Longtemps, les opposants à son interdiction par voie législative ont tiré argument de l'absence de produits ou de pratiques de substitution. C'est là un point central que je voudrais aborder. Dans une large mesure, les travaux réalisés par l'ANSES depuis 2018 et ceux de l'Institut national de recherche pour l'agriculture, l'alimentation et l'environnement (INRAE) conduisent aujourd'hui à relativiser cet obstacle, pour ne pas dire à le gommer entièrement. Que montrent-ils ? Qu'il existe des produits non chimiques ou des pratiques agronomiques susceptibles de remplacer le glyphosate pour ses principaux usages : la viticulture, l'arboriculture fruitière, les grandes cultures et la forêt.

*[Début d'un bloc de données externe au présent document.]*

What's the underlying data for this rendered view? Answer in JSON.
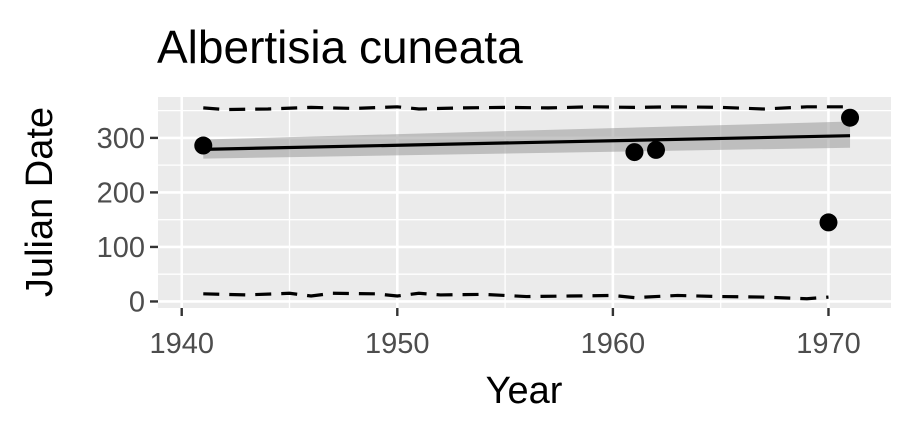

Je ne fais ici que me référer aux travaux dont faisait état en décembre 2020 le rapport de la mission d'information commune sur le suivi de la stratégie de sortie du glyphosate. Devant cette même mission, le 2 mai 2019, les représentants de la Fédération nationale de l'agriculture biologique (FNAB) des régions de France ont décrit de manière très précise des approches agronomiques alternatives dans la gestion des adventices. Celles-ci reposent notamment sur la succession des cultures, sur des rotations plus longues ou sur l'alternance des familles végétales cultivées pour réduire la prolifération des parasites et l'usage des pesticides. Pas moins de 55 000 agriculteurs bio se passent complètement, parfois depuis toujours, de ce pesticide. C'est la preuve par l'exemple, par l'évidence, que des solutions alternatives au glyphosate existent. Les progrès de l'agronomie ne condamnent pas l'agriculture française à un statu quo mortifère.

Mes chers collègues, l'interdiction du glyphosate n'a rien d'une mesure iconoclaste. Elle ne représente pas même une idée neuve en Europe, puisqu'à l'instar du Luxembourg, de la République tchèque, de l'Italie ou de l'Allemagne, des États s'engagent résolument à la pointe du combat. Il ne tient qu'à nous de donner à la France les moyens de montrer l'exemple en mettant sa législation en conformité avec un objectif de santé publique d'intérêt commun. Aussi, je vous appelle à voter la proposition de loi.